Review: The Testament of Mary (Soulpepper)

The Testament of MarySoulpepper’s The Testament of Mary is thoroughly satisfying, now playing in Toronto

Soulpepper’s production of Colm Toibin’s The Testament of Mary opened on Tuesday evening. It’s a one-person show starring Nancy Palk. I can’t stop thinking about it.

Although tour de force isn’t an expression I’d normally use, it’s what the couple leaving ahead of us said about the performance, and I agree. It was amazing. My friend Elaine and I were talking about it afterward and couldn’t really find a better description.

The ‘Mary’ in the title is the mother of Jesus, and her testament is the story of what happened and what she witnessed in the days before and after his death. This is not “Gentle Mary, meek and mild”; this is a flesh and blood woman sharing her memories. She’s sad, angry, afraid, resigned, strong, and weak. Her memories are like anyone’s memories: some happy, some sad, some frightening.

Exiled and alone except for visits from two of the disciples, she wants to tell her story: a story she’s never told anyone, a story that’s very different than the one that the disciples are writing.

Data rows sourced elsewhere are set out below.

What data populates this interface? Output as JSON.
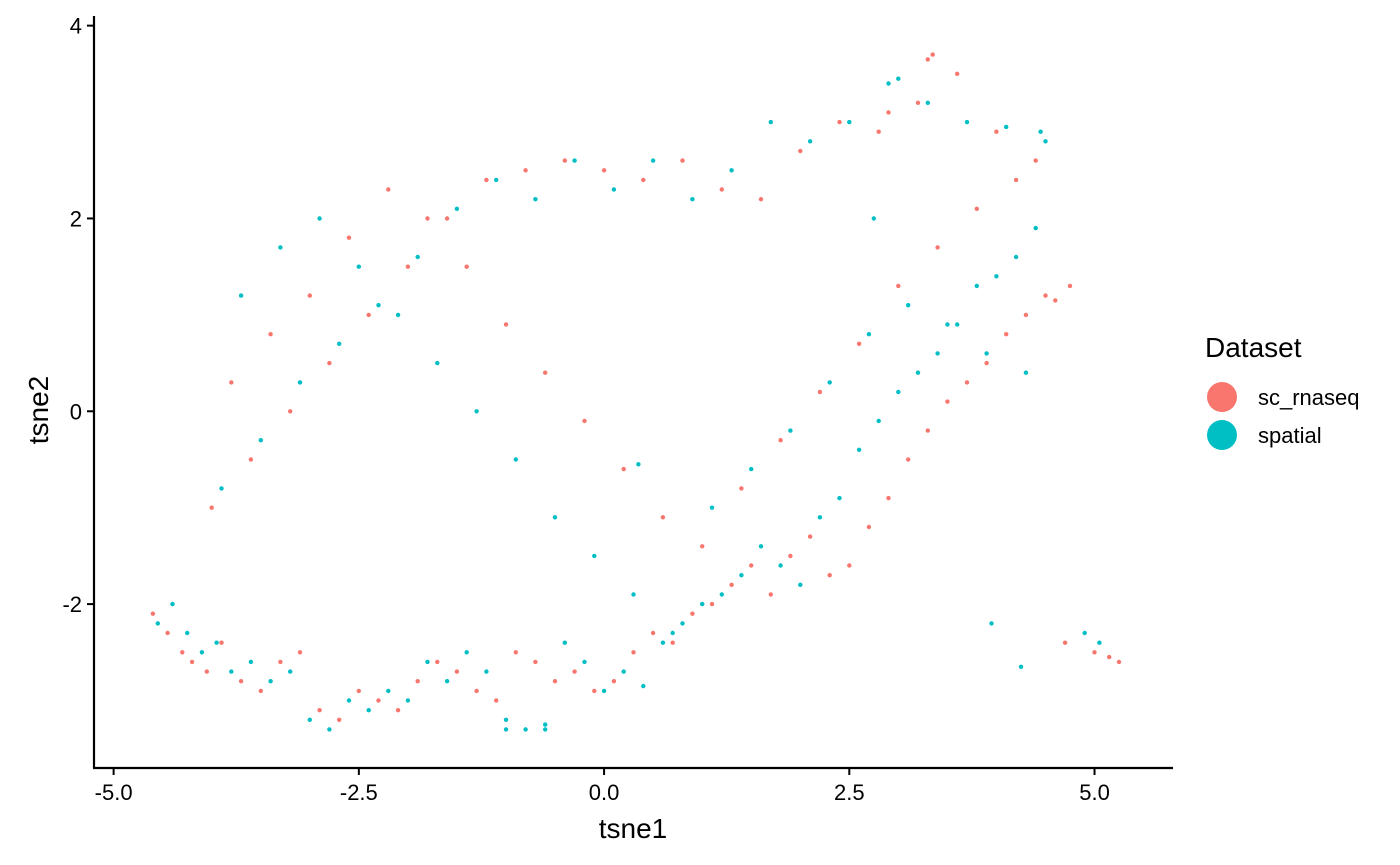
{
  "chart_data": {
    "type": "scatter",
    "title": "",
    "xlabel": "tsne1",
    "ylabel": "tsne2",
    "xlim": [
      -5.2,
      5.8
    ],
    "ylim": [
      -3.7,
      4.1
    ],
    "xticks": [
      -5.0,
      -2.5,
      0.0,
      2.5,
      5.0
    ],
    "xtick_labels": [
      "-5.0",
      "-2.5",
      "0.0",
      "2.5",
      "5.0"
    ],
    "yticks": [
      -2,
      0,
      2,
      4
    ],
    "ytick_labels": [
      "-2",
      "0",
      "2",
      "4"
    ],
    "grid": false,
    "legend": {
      "title": "Dataset",
      "placement": "right",
      "entries": [
        "sc_rnaseq",
        "spatial"
      ]
    },
    "series": [
      {
        "name": "sc_rnaseq",
        "color": "#F8766D",
        "x": [
          -4.6,
          -4.45,
          -4.3,
          -4.2,
          -4.05,
          -3.9,
          -3.7,
          -3.5,
          -3.3,
          -3.1,
          -2.9,
          -2.7,
          -2.5,
          -2.3,
          -2.1,
          -1.9,
          -1.7,
          -1.5,
          -1.3,
          -1.1,
          -0.9,
          -0.7,
          -0.5,
          -0.3,
          -0.1,
          0.1,
          0.3,
          0.5,
          0.7,
          0.9,
          1.1,
          1.3,
          1.5,
          1.7,
          1.9,
          2.1,
          2.3,
          2.5,
          2.7,
          2.9,
          3.1,
          3.3,
          3.5,
          3.7,
          3.9,
          4.1,
          4.3,
          4.5,
          4.6,
          4.75,
          -4.0,
          -3.6,
          -3.2,
          -2.8,
          -2.4,
          -2.0,
          -1.6,
          -1.2,
          -0.8,
          -0.4,
          0.0,
          0.4,
          0.8,
          1.2,
          1.6,
          2.0,
          2.4,
          2.8,
          3.2,
          3.6,
          4.0,
          4.4,
          -3.8,
          -3.4,
          -3.0,
          -2.6,
          -2.2,
          -1.8,
          -1.4,
          -1.0,
          -0.6,
          -0.2,
          0.2,
          0.6,
          1.0,
          1.4,
          1.8,
          2.2,
          2.6,
          3.0,
          3.4,
          3.8,
          4.2,
          4.7,
          5.0,
          5.15,
          5.25,
          3.3,
          3.35,
          2.9
        ],
        "y": [
          -2.1,
          -2.3,
          -2.5,
          -2.6,
          -2.7,
          -2.4,
          -2.8,
          -2.9,
          -2.6,
          -2.5,
          -3.1,
          -3.2,
          -2.9,
          -3.0,
          -3.1,
          -2.8,
          -2.6,
          -2.7,
          -2.9,
          -3.0,
          -2.5,
          -2.6,
          -2.8,
          -2.7,
          -2.9,
          -2.8,
          -2.5,
          -2.3,
          -2.4,
          -2.1,
          -2.0,
          -1.8,
          -1.6,
          -1.9,
          -1.5,
          -1.3,
          -1.7,
          -1.6,
          -1.2,
          -0.9,
          -0.5,
          -0.2,
          0.1,
          0.3,
          0.5,
          0.8,
          1.0,
          1.2,
          1.15,
          1.3,
          -1.0,
          -0.5,
          0.0,
          0.5,
          1.0,
          1.5,
          2.0,
          2.4,
          2.5,
          2.6,
          2.5,
          2.4,
          2.6,
          2.3,
          2.2,
          2.7,
          3.0,
          2.9,
          3.2,
          3.5,
          2.9,
          2.6,
          0.3,
          0.8,
          1.2,
          1.8,
          2.3,
          2.0,
          1.5,
          0.9,
          0.4,
          -0.1,
          -0.6,
          -1.1,
          -1.4,
          -0.8,
          -0.3,
          0.2,
          0.7,
          1.3,
          1.7,
          2.1,
          2.4,
          -2.4,
          -2.5,
          -2.55,
          -2.6,
          3.65,
          3.7,
          3.1
        ]
      },
      {
        "name": "spatial",
        "color": "#00BFC4",
        "x": [
          -4.55,
          -4.4,
          -4.25,
          -4.1,
          -3.95,
          -3.8,
          -3.6,
          -3.4,
          -3.2,
          -3.0,
          -2.8,
          -2.6,
          -2.4,
          -2.2,
          -2.0,
          -1.8,
          -1.6,
          -1.4,
          -1.2,
          -1.0,
          -0.8,
          -0.6,
          -0.4,
          -0.2,
          0.0,
          0.2,
          0.4,
          0.6,
          0.8,
          1.0,
          1.2,
          1.4,
          1.6,
          1.8,
          2.0,
          2.2,
          2.4,
          2.6,
          2.8,
          3.0,
          3.2,
          3.4,
          3.6,
          3.8,
          4.0,
          4.2,
          4.4,
          4.5,
          -3.9,
          -3.5,
          -3.1,
          -2.7,
          -2.3,
          -1.9,
          -1.5,
          -1.1,
          -0.7,
          -0.3,
          0.1,
          0.5,
          0.9,
          1.3,
          1.7,
          2.1,
          2.5,
          2.9,
          3.3,
          3.7,
          4.1,
          4.45,
          -3.7,
          -3.3,
          -2.9,
          -2.5,
          -2.1,
          -1.7,
          -1.3,
          -0.9,
          -0.5,
          -0.1,
          0.3,
          0.7,
          1.1,
          1.5,
          1.9,
          2.3,
          2.7,
          3.1,
          3.5,
          3.9,
          4.3,
          3.95,
          4.25,
          4.9,
          5.05,
          -1.0,
          -0.6,
          0.35,
          2.75,
          3.0
        ],
        "y": [
          -2.2,
          -2.0,
          -2.3,
          -2.5,
          -2.4,
          -2.7,
          -2.6,
          -2.8,
          -2.7,
          -3.2,
          -3.3,
          -3.0,
          -3.1,
          -2.9,
          -3.0,
          -2.6,
          -2.8,
          -2.5,
          -2.7,
          -3.2,
          -3.3,
          -3.25,
          -2.4,
          -2.6,
          -2.9,
          -2.7,
          -2.85,
          -2.4,
          -2.2,
          -2.0,
          -1.9,
          -1.7,
          -1.4,
          -1.6,
          -1.8,
          -1.1,
          -0.9,
          -0.4,
          -0.1,
          0.2,
          0.4,
          0.6,
          0.9,
          1.3,
          1.4,
          1.6,
          1.9,
          2.8,
          -0.8,
          -0.3,
          0.3,
          0.7,
          1.1,
          1.6,
          2.1,
          2.4,
          2.2,
          2.6,
          2.3,
          2.6,
          2.2,
          2.5,
          3.0,
          2.8,
          3.0,
          3.4,
          3.2,
          3.0,
          2.95,
          2.9,
          1.2,
          1.7,
          2.0,
          1.5,
          1.0,
          0.5,
          0.0,
          -0.5,
          -1.1,
          -1.5,
          -1.9,
          -2.3,
          -1.0,
          -0.6,
          -0.2,
          0.3,
          0.8,
          1.1,
          0.9,
          0.6,
          0.4,
          -2.2,
          -2.65,
          -2.3,
          -2.4,
          -3.3,
          -3.3,
          -0.55,
          2.0,
          3.45
        ]
      }
    ]
  }
}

Palk is wonderful as Mary. There’s a maturity about her that’s compelling. She owns the stage, sometimes sitting, sometimes standing, sometimes moving from place to place. It’s easy to believe that she’s a mother telling a difficult story, and telling it as calmly as she can. I really liked the absence of hysteria and histrionics in her performance.

There’s an air of plainness about the production overall that I found very appealing. Lorenzo Savoini’s set and lighting match the mood of the play. It’s a big stage, but Savoini has contained it using a few wooden tables and chairs. There are (battery) pillar candles set around the stage and in niches of the theatre walls. Sudden light in an open doorway suggests the arrival of the disciples.

Gillian Gallow has designed a simple costume for Palk: a long sleeved dress that touches the floor, a plain headscarf, and a woven woolen shawl, all in very natural, subdued tones. It’s beautiful.

I also liked Richard Feren’s music. Sometimes I didn’t notice it but when I did, it felt appropriate to the moment. Adding a heartbeat behind the music to heighten the drama was very effective.

You can tell that director Aaron Willis and Palk have worked closely together to develop the play. Everything works so well.

Obviously, Toibin’s play is fiction. It’s an alternative to the biblical version, but it’s an alternative that I like. Mary seems like a real woman, a real mother. She dismisses the disciples as misfits. She talks about how boring they were, how she had to escape to the kitchen or the garden whenever they came to the house. Her version of the crucifixion is grittier than the version I grew up with.

It seems to me that the play wouldn’t resonate with people who don’t know the story from the Bible. I think you need the comparison. I could be wrong though. Maybe it would stand on its own.

I highly recommend The Testament of Mary. I really loved it. It was a very satisfying piece of theatre: it’s a great script, Palk is fabulous as Mary, and all of the elements – sound, lighting, set and costumes – worked perfectly to support the production.